Понимать я кое-что понимал, да не так уж это было много и радости никакой не доставляло.
Подобие духовной жизни, пожалуй, возродилось во мне, когда я увидел на окраине города трамвайные рельсы. Они показались мне нитями, связующими меня с миром, который представлялся мне уже окончательно погибшим. Теперь я верил, что ни он не погиб, ни я. Другой зацепки, кроме этой, у меня не было, да и это была, по сути, никакая, но я цеплялся за нее, точно за собственную косу, и потому мне удалось продержаться. Но не долго.
Кто вырос в Марне, тот только среди степных крестьян может сойти за горожанина — он не горожанин, и сам себя таковым не считает, — но жители Лодзи, казалось, чем-то напоминали меня и словно бы взяли меня под свою защиту после долгого похода по заснеженно-мокрому и пустынному краю.
Впечатление такое создавалось против всякой очевидности; не похоже было, чтобы хоть кто-нибудь хотел взять нас под защиту; наоборот, нас всячески и весьма недружелюбно обзывали, а когда мы стояли у тюремной стены, то швыряли в нас заледенелым шлаком.
Беда невелика, от обломков можно уклониться, и то, что стояли мы у тюремной стены, тоже не очень меня трогало, это же чистый случай, и я счел пустой болтовней, когда кто-то сказал, что это наша конечная цель.
Зачем же мне в тюрьму; между тюрьмой и мной ничего общего не было, я не преступник, а ночь, проведенная в камере в Коло, — это же вынужденная мера: куда им было нас деть?
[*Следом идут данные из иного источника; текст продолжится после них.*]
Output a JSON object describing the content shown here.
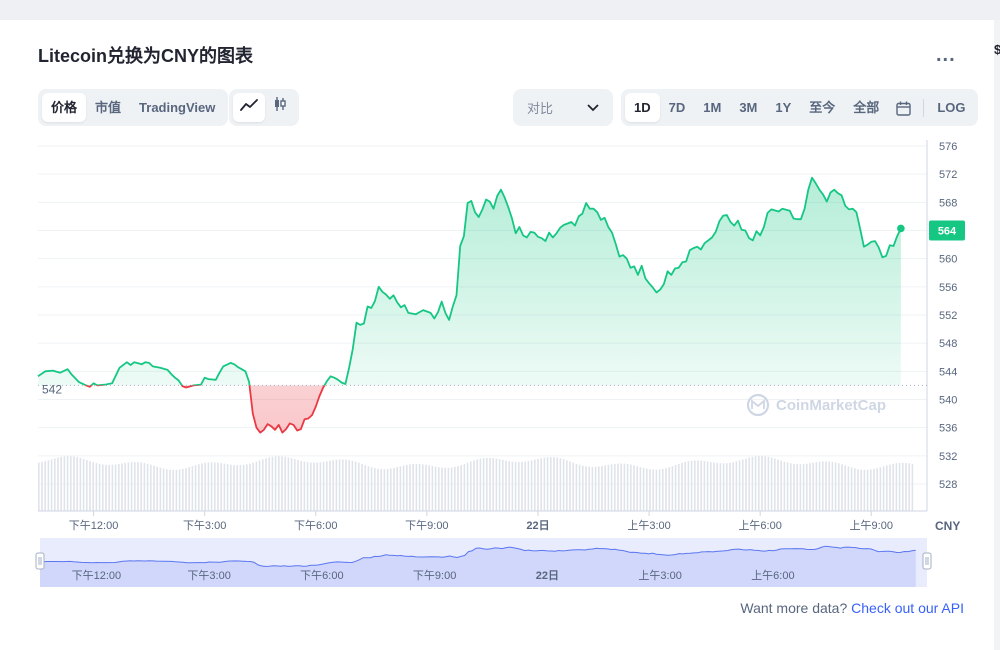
{
  "header": {
    "title": "Litecoin兑换为CNY的图表",
    "more_label": "..."
  },
  "tabs": {
    "price": "价格",
    "market_cap": "市值",
    "tradingview": "TradingView"
  },
  "chart_type_icons": [
    "line-chart-icon",
    "candlestick-icon"
  ],
  "compare": {
    "label": "对比"
  },
  "ranges": [
    "1D",
    "7D",
    "1M",
    "3M",
    "1Y",
    "至今",
    "全部"
  ],
  "ranges_active": "1D",
  "log_label": "LOG",
  "edge_text": "$",
  "colors": {
    "up": "#16c784",
    "down": "#ea3943",
    "navigator": "#a6b4f5",
    "accent_link": "#3861fb"
  },
  "chart_data": {
    "type": "line",
    "currency": "CNY",
    "y_ticks": [
      576,
      572,
      568,
      564,
      560,
      556,
      552,
      548,
      544,
      540,
      536,
      532,
      528
    ],
    "ylim": [
      525,
      578
    ],
    "reference_price": 542,
    "reference_label": "542",
    "current_price": 564,
    "current_label": "564",
    "x_labels": [
      "下午12:00",
      "下午3:00",
      "下午6:00",
      "下午9:00",
      "22日",
      "上午3:00",
      "上午6:00",
      "上午9:00"
    ],
    "x_label_hours": [
      1.5,
      4.5,
      7.5,
      10.5,
      13.5,
      16.5,
      19.5,
      22.5
    ],
    "x_range_hours": [
      0,
      23.6
    ],
    "navigator_labels": [
      "下午12:00",
      "下午3:00",
      "下午6:00",
      "下午9:00",
      "22日",
      "上午3:00",
      "上午6:00"
    ],
    "series": [
      {
        "values": [
          [
            0,
            543.3
          ],
          [
            0.2,
            544.0
          ],
          [
            0.4,
            544.1
          ],
          [
            0.6,
            543.8
          ],
          [
            0.8,
            544.3
          ],
          [
            0.9,
            543.6
          ],
          [
            1.1,
            542.5
          ],
          [
            1.3,
            542.0
          ],
          [
            1.4,
            541.8
          ],
          [
            1.5,
            542.3
          ],
          [
            1.6,
            542.0
          ],
          [
            1.8,
            542.1
          ],
          [
            2.0,
            542.3
          ],
          [
            2.2,
            544.5
          ],
          [
            2.4,
            545.3
          ],
          [
            2.5,
            544.9
          ],
          [
            2.6,
            545.3
          ],
          [
            2.8,
            545.0
          ],
          [
            2.9,
            545.3
          ],
          [
            3.0,
            545.2
          ],
          [
            3.1,
            544.7
          ],
          [
            3.3,
            544.5
          ],
          [
            3.5,
            544.2
          ],
          [
            3.6,
            543.6
          ],
          [
            3.7,
            543.1
          ],
          [
            3.8,
            542.7
          ],
          [
            3.9,
            541.9
          ],
          [
            4.0,
            541.7
          ],
          [
            4.2,
            542.0
          ],
          [
            4.4,
            542.1
          ],
          [
            4.5,
            543.1
          ],
          [
            4.6,
            542.9
          ],
          [
            4.8,
            542.8
          ],
          [
            4.9,
            543.8
          ],
          [
            5.0,
            544.7
          ],
          [
            5.2,
            545.2
          ],
          [
            5.3,
            545.0
          ],
          [
            5.4,
            544.6
          ],
          [
            5.5,
            544.3
          ],
          [
            5.6,
            544.0
          ],
          [
            5.7,
            542.5
          ],
          [
            5.8,
            538.0
          ],
          [
            5.9,
            536.0
          ],
          [
            6.0,
            535.3
          ],
          [
            6.1,
            535.7
          ],
          [
            6.2,
            536.5
          ],
          [
            6.3,
            536.2
          ],
          [
            6.4,
            535.7
          ],
          [
            6.5,
            536.4
          ],
          [
            6.6,
            535.3
          ],
          [
            6.7,
            535.8
          ],
          [
            6.8,
            536.6
          ],
          [
            6.9,
            536.4
          ],
          [
            7.0,
            535.6
          ],
          [
            7.1,
            535.8
          ],
          [
            7.2,
            537.2
          ],
          [
            7.3,
            537.3
          ],
          [
            7.4,
            537.8
          ],
          [
            7.5,
            539.0
          ],
          [
            7.6,
            540.5
          ],
          [
            7.7,
            541.7
          ],
          [
            7.8,
            542.6
          ],
          [
            7.9,
            543.3
          ],
          [
            8.0,
            543.1
          ],
          [
            8.1,
            542.8
          ],
          [
            8.2,
            542.4
          ],
          [
            8.3,
            542.2
          ],
          [
            8.4,
            544.5
          ],
          [
            8.5,
            547.2
          ],
          [
            8.6,
            550.9
          ],
          [
            8.7,
            550.6
          ],
          [
            8.8,
            550.8
          ],
          [
            8.9,
            553.2
          ],
          [
            9.0,
            553.0
          ],
          [
            9.1,
            554.0
          ],
          [
            9.2,
            556.0
          ],
          [
            9.3,
            555.3
          ],
          [
            9.4,
            554.9
          ],
          [
            9.5,
            554.3
          ],
          [
            9.6,
            554.8
          ],
          [
            9.7,
            553.8
          ],
          [
            9.8,
            553.1
          ],
          [
            9.9,
            553.4
          ],
          [
            10.0,
            552.3
          ],
          [
            10.2,
            552.1
          ],
          [
            10.4,
            552.7
          ],
          [
            10.6,
            552.3
          ],
          [
            10.7,
            551.5
          ],
          [
            10.8,
            552.4
          ],
          [
            10.9,
            553.9
          ],
          [
            11.0,
            552.3
          ],
          [
            11.1,
            551.3
          ],
          [
            11.2,
            553.2
          ],
          [
            11.3,
            554.8
          ],
          [
            11.4,
            561.8
          ],
          [
            11.5,
            563.2
          ],
          [
            11.6,
            567.9
          ],
          [
            11.7,
            568.2
          ],
          [
            11.8,
            566.6
          ],
          [
            11.9,
            565.9
          ],
          [
            12.0,
            567.0
          ],
          [
            12.1,
            568.4
          ],
          [
            12.2,
            568.1
          ],
          [
            12.3,
            567.1
          ],
          [
            12.4,
            568.9
          ],
          [
            12.5,
            569.8
          ],
          [
            12.6,
            568.7
          ],
          [
            12.7,
            567.3
          ],
          [
            12.8,
            565.7
          ],
          [
            12.9,
            563.6
          ],
          [
            13.0,
            564.5
          ],
          [
            13.1,
            563.3
          ],
          [
            13.2,
            563.0
          ],
          [
            13.3,
            563.8
          ],
          [
            13.4,
            563.7
          ],
          [
            13.5,
            563.1
          ],
          [
            13.6,
            562.9
          ],
          [
            13.7,
            562.5
          ],
          [
            13.8,
            563.7
          ],
          [
            13.9,
            563.0
          ],
          [
            14.0,
            563.6
          ],
          [
            14.1,
            564.4
          ],
          [
            14.2,
            564.8
          ],
          [
            14.3,
            565.0
          ],
          [
            14.4,
            565.2
          ],
          [
            14.5,
            564.7
          ],
          [
            14.6,
            566.0
          ],
          [
            14.7,
            566.4
          ],
          [
            14.8,
            567.9
          ],
          [
            14.9,
            567.1
          ],
          [
            15.0,
            567.1
          ],
          [
            15.1,
            566.6
          ],
          [
            15.2,
            565.5
          ],
          [
            15.3,
            565.8
          ],
          [
            15.4,
            564.5
          ],
          [
            15.5,
            563.7
          ],
          [
            15.6,
            562.1
          ],
          [
            15.7,
            560.3
          ],
          [
            15.8,
            560.5
          ],
          [
            15.9,
            560.0
          ],
          [
            16.0,
            558.7
          ],
          [
            16.1,
            558.9
          ],
          [
            16.2,
            557.7
          ],
          [
            16.3,
            559.0
          ],
          [
            16.4,
            557.2
          ],
          [
            16.5,
            556.5
          ],
          [
            16.6,
            555.9
          ],
          [
            16.7,
            555.2
          ],
          [
            16.8,
            555.6
          ],
          [
            16.9,
            556.4
          ],
          [
            17.0,
            558.2
          ],
          [
            17.1,
            557.7
          ],
          [
            17.2,
            558.6
          ],
          [
            17.3,
            558.7
          ],
          [
            17.4,
            559.5
          ],
          [
            17.5,
            559.6
          ],
          [
            17.6,
            561.2
          ],
          [
            17.7,
            561.5
          ],
          [
            17.8,
            561.7
          ],
          [
            17.9,
            561.3
          ],
          [
            18.0,
            562.2
          ],
          [
            18.1,
            562.6
          ],
          [
            18.2,
            563.0
          ],
          [
            18.3,
            563.8
          ],
          [
            18.4,
            565.3
          ],
          [
            18.5,
            566.1
          ],
          [
            18.6,
            566.2
          ],
          [
            18.7,
            565.2
          ],
          [
            18.8,
            564.7
          ],
          [
            18.9,
            565.4
          ],
          [
            19.0,
            564.1
          ],
          [
            19.1,
            564.0
          ],
          [
            19.2,
            562.9
          ],
          [
            19.3,
            562.6
          ],
          [
            19.4,
            563.9
          ],
          [
            19.5,
            563.3
          ],
          [
            19.6,
            564.5
          ],
          [
            19.7,
            566.5
          ],
          [
            19.8,
            567.0
          ],
          [
            20.0,
            566.7
          ],
          [
            20.1,
            567.1
          ],
          [
            20.3,
            566.8
          ],
          [
            20.4,
            565.7
          ],
          [
            20.5,
            565.6
          ],
          [
            20.6,
            565.6
          ],
          [
            20.7,
            567.1
          ],
          [
            20.8,
            569.8
          ],
          [
            20.9,
            571.5
          ],
          [
            21.0,
            570.7
          ],
          [
            21.1,
            569.8
          ],
          [
            21.2,
            569.1
          ],
          [
            21.3,
            568.1
          ],
          [
            21.4,
            569.4
          ],
          [
            21.5,
            569.8
          ],
          [
            21.6,
            569.3
          ],
          [
            21.7,
            569.0
          ],
          [
            21.8,
            567.5
          ],
          [
            21.9,
            567.0
          ],
          [
            22.0,
            567.1
          ],
          [
            22.1,
            566.6
          ],
          [
            22.2,
            564.2
          ],
          [
            22.3,
            561.7
          ],
          [
            22.4,
            562.0
          ],
          [
            22.5,
            562.4
          ],
          [
            22.6,
            562.5
          ],
          [
            22.7,
            561.6
          ],
          [
            22.8,
            560.2
          ],
          [
            22.9,
            560.4
          ],
          [
            23.0,
            561.9
          ],
          [
            23.1,
            561.8
          ],
          [
            23.2,
            563.2
          ],
          [
            23.3,
            564.3
          ]
        ]
      }
    ]
  },
  "watermark": "CoinMarketCap",
  "footer": {
    "prefix": "Want more data?",
    "link": "Check out our API"
  }
}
Начальник нашего конвоя, стоя перед железными воротами, что-то обсуждал с какими-то гражданскими. Он то и дело взмахивал своей палкой; переговоры, видимо, протекали далеко не в добром согласии. Но в конце концов они открыли ворота, и мы партиями стали заходить внутрь. Прошло время, прежде чем я понял, что происходит. Нас перестроили в колонну по одному, и мы бегом пересекли, соблюдая дистанцию в два-три метра, тюремный двор. Большую часть окон в немногих еще сохранившихся стенах окаймляли черные подпалины пожара и свежие следы автоматных очередей. Поначалу я подумал, что здесь шли бои, но потом увидел груды мертвецов, и, хотя их покрывал размоченный дождем и вновь смерзшийся снег, я увидел, что погибли они не в бою; большинство лежали босоногие, кое на ком были полосатые куртки, я увидел две пары ручных кандалов. Я все очень хорошо разглядел, потому что мне пришлось перелезать через эти груды. Кто-то пытался все трупы сжечь. Кто-то? Кто же? И что это за мертвецы? И как я очутился возле них? И что я должен здесь делать?
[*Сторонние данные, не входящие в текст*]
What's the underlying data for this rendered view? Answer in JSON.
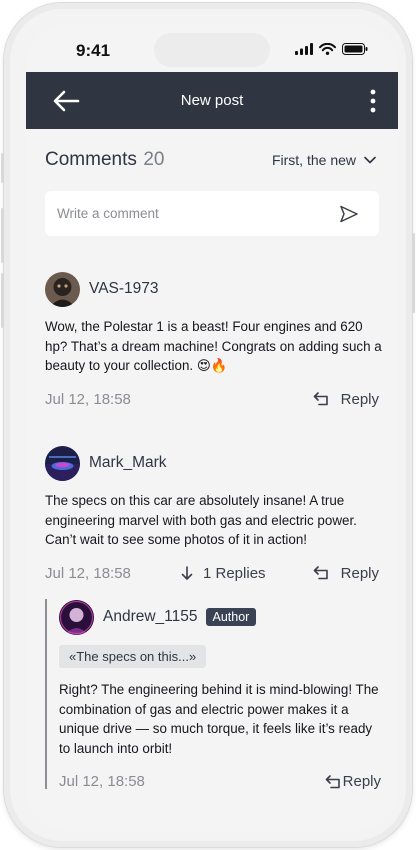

Нелегко признаться, но вопросы мои обращались в один ответ, и звучал он весьма для меня грозно. У меня не было времени подумать о жертвах и не было времени подумать об убийцах, время подгоняло меня, я бежал под почерневшими от дыма стенами тюрьмы, мимо трупов, что-то меня подгоняло, и что-то меня ждало, и одно я знал твердо — хорошего ничего меня не ждет.
Бегущий впереди исчез за бараком; я помчался, чтобы уменьшить разрыв между нами, и тут-то на меня посыпались удары. Получи я их где-нибудь в другом месте и из-за чего-нибудь другого, они, пожалуй, показались бы мне жестокими, что вовсе не значит, будто мне не было больно, но страх устанавливает иные масштабы, по этим масштабам полученные побои были пустяком, ведь они не лишали меня жизни.